With one of his skills being writing... he has saved the communications department some time and put together a piece of his own. Thanks Stephen and welcome aboard!
WHY AM I HERE?
by Stephen Harris
I’m not having an existential crisis. Quite the opposite. I’m a brand-new instructor at Selkirk, and for the first time in a long time, I feel like I’m home. I feel like I’m in the right place at the right time, because what I have to offer feels like the right fit for the learners in my classroom.
That’s a lot of stuff about me: “I… I… I…” And that’s not really the point this piece.
This is the point:
Growing up (which is something I’m still doing, to be sure) there were teachers, instructors, and professors who had a profound impact on my life. At every stage - elementary, secondary, undergrad and grad school - there were one or two people who did more than just teach lessons.
Mr. King in grade 7 Geography; Ms. Williamson-Jeeves in high school Creative Writing; Dr. Sauer in first-year English Lit; Dr. Mohapel in grad school Leadership.
I’m positive that if you think back, you’ll recall that small handful of educators who changed your worldview too.
Why were they so memorable? What was so different about them, that up to 30 years later, their impact is still imprinted in my brain?

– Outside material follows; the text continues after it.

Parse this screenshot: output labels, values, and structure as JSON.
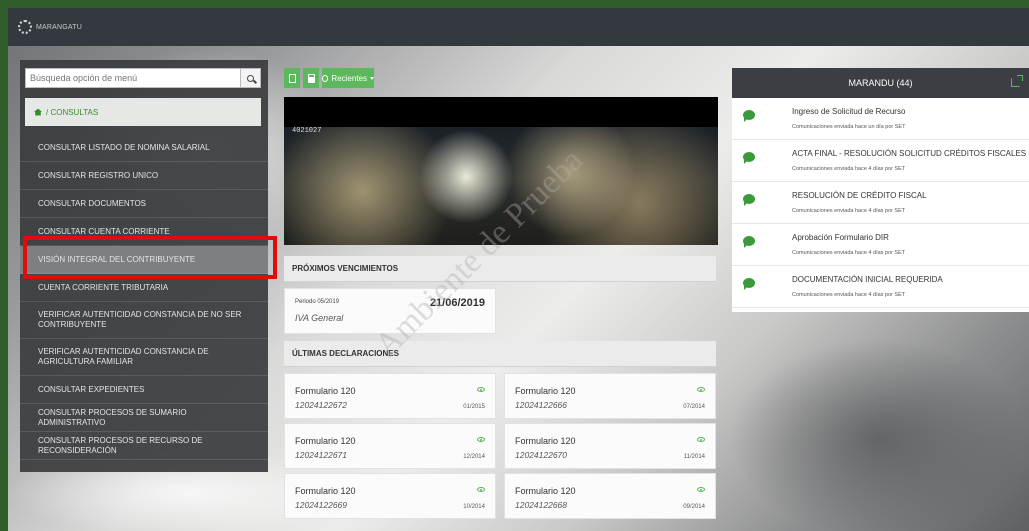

They connected with their students. They engaged, they told stories, they drew linkages and made analogies and brought subjects to life by asking about our experiences and sharing theirs.
As I try to keep my head above water in these first weeks of teaching at Selkirk - fighting with making Moodle do what I want; making quick decisions on whether to grant pre-req exemptions; building lesson plans for topics that aren’t in my strengths-set - I think back to those educators who shaped my life.
There’s more to education than rote memorization of what some textbook author thinks of a subject. The topics and lessons and subjects I get the privilege of teaching can be alive and relevant and meaningful. I want to be an instructor who brings the stories, the connections, the engagement and the questions to the classroom so that the students might get a small taste of those things that turned me into a lifelong learner.
Getting the opportunity to try something new, and attempting to be one of those memorable instructors: that’s why I’m here.